Goran Paskaljević est né le 22 avril 1947 à Belgrade. Il est connu pour avoir appartenu à la fameuse génération des metteurs en scène qui ont fait leurs études à l’académie FAMU de Prague. Avant de commencer sa carrrière cinématogaphique, il a mis en scène de nombreux films documentaires et des drames pour la Télévision de Belgrade. Son premier long métrage, « Le gardien de plage en hiver » tourné en 1976, suscite l’enthousiasme au festival cinématographique de Berlin, qui le couronne du prix spécial du jury. Viennent ensuite les films « Le chien qui aimait les trains » (1977) et « Passent les jours sur terre » (1979), qui ont été un tremplin pour arriver à celui qui constitue probablement son meilleur film, tourné en 1980 « Un traitement spécial », qui a figuré cette année-là dans la course pour la prestigieuse Palme d’or de Cannes.
Dans les années 1980, il a filmé « L’été trompeur 68 », « L’ange gardien » et « Le temps des miracles », qui ont été d’importants succès commerciaux et tout cet opus, achevé au début des années 1990, représente une œuvre particulière dans l’histoire du film yougoslave. Avec la dislocation de la Yougoslavie et le début de la chute de la cinématographie serbe, Paskaljević continue à travailler à un rythme ralenti, en réalisant des films tels que « Tango Argentino » et « L’Amérique étrangère », moins forts que les précédentes réalisations.

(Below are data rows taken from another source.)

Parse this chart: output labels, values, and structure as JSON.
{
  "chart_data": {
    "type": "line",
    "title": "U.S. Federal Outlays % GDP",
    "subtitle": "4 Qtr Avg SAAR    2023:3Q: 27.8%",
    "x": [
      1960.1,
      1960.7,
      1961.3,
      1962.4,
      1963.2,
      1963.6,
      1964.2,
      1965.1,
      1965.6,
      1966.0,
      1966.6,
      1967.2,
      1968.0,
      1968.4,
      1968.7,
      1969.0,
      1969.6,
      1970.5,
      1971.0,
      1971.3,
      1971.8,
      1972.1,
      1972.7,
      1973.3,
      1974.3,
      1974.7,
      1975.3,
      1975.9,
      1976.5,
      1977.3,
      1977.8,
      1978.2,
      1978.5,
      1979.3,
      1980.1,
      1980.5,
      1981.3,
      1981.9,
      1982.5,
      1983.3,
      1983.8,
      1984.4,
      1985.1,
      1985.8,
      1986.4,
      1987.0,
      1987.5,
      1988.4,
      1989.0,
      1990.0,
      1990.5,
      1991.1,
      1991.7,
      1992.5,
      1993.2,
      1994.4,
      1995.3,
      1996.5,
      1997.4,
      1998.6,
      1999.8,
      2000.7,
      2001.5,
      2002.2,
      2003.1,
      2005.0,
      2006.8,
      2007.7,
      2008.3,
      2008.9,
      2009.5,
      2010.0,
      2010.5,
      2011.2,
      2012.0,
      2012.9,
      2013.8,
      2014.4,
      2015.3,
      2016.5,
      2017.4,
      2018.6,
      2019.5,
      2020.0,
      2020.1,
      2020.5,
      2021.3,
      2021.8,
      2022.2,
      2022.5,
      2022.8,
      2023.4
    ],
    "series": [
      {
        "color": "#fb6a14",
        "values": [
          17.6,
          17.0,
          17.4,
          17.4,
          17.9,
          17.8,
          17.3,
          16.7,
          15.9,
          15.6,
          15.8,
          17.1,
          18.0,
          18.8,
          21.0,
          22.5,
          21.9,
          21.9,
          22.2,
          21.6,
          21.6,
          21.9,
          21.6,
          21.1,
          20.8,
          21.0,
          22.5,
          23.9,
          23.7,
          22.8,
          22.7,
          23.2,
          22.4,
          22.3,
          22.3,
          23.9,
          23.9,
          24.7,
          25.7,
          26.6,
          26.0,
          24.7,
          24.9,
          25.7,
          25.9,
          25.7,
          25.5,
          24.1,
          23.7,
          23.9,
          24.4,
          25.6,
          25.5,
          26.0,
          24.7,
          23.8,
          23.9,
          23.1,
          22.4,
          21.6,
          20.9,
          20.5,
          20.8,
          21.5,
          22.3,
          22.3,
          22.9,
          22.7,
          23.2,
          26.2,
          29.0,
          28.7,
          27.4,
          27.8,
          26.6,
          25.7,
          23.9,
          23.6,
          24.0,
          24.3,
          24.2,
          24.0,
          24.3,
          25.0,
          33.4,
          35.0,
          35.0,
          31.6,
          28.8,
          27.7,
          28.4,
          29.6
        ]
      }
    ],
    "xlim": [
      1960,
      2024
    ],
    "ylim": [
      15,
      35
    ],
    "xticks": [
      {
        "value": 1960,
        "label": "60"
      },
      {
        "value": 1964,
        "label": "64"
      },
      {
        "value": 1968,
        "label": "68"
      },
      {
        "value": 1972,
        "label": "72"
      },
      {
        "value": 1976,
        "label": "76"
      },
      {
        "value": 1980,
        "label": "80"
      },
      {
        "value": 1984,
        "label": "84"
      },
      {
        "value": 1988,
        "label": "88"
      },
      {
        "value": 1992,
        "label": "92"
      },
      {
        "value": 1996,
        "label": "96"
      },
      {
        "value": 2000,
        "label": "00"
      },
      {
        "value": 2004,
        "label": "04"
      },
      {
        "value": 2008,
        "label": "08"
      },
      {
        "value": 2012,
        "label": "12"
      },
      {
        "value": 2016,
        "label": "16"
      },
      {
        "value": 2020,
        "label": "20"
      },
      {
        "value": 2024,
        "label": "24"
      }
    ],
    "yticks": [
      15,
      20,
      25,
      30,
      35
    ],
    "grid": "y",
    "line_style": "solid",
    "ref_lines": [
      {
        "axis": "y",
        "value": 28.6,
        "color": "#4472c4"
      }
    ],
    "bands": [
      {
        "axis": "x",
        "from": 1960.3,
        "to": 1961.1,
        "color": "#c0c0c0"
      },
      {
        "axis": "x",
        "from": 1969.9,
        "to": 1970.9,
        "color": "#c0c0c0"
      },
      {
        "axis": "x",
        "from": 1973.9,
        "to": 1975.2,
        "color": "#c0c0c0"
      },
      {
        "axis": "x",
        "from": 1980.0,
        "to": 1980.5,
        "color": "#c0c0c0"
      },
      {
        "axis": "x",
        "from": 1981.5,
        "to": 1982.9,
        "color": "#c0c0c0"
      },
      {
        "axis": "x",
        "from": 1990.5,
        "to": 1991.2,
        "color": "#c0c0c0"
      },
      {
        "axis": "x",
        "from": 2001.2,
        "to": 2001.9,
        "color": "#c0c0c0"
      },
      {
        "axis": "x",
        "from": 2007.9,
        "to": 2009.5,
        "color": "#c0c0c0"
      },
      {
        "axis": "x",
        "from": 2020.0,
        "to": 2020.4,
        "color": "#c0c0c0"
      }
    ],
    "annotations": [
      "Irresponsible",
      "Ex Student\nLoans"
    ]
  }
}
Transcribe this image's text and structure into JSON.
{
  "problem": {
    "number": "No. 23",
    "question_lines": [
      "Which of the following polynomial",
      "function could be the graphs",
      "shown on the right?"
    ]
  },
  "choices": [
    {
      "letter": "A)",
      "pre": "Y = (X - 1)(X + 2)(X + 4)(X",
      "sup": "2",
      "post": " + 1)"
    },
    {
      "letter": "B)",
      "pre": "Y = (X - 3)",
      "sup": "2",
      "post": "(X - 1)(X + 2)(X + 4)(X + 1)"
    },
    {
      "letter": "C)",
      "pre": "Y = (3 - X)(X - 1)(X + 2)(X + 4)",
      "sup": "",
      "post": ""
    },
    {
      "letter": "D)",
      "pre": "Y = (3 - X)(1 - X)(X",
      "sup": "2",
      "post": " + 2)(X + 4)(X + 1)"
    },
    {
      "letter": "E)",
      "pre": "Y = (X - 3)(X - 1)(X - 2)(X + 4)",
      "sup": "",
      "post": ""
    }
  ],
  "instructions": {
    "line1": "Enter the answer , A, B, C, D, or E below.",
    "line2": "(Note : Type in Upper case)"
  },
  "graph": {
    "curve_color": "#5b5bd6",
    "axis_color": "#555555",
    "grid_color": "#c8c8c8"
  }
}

Un grand pas en avant a été fait avec le film « La poudrière » (« Bure baruta »), une histoire fragmentée sur la tragédie balkanique, qui a remporté le prix Fipresci à Venise, avec lequel Paskaljević a pratiquement bouclé le tour des plus importants festivals de haute catégorie.
Après une petite excursion en Irlande avec le film « Comment Hari est devenu arbre », Goran Paskaljević nous est revenu avec ses films « Songe d’une nuit d’hiver » et les « Optimistes ».
Il est difficile d’énumérer tous les prix et les récompenses qu’il a obtenus et mérités jusqu’à ce jour. Après tant d’années de travail, la médaille du gouvernement français n’est qu’une consécration de plus d’une réussite de carrière longue de plusieurs décennies. Goran Paskaljević a montré son véritable esprit et sa nature en demandant à ce que la médaille ne lui soit pas remise au Palais de l’Elysée comme il avait d’abord été convenu , mais lors de l’inauguration du Festival de Belgrade, le Fest 2008.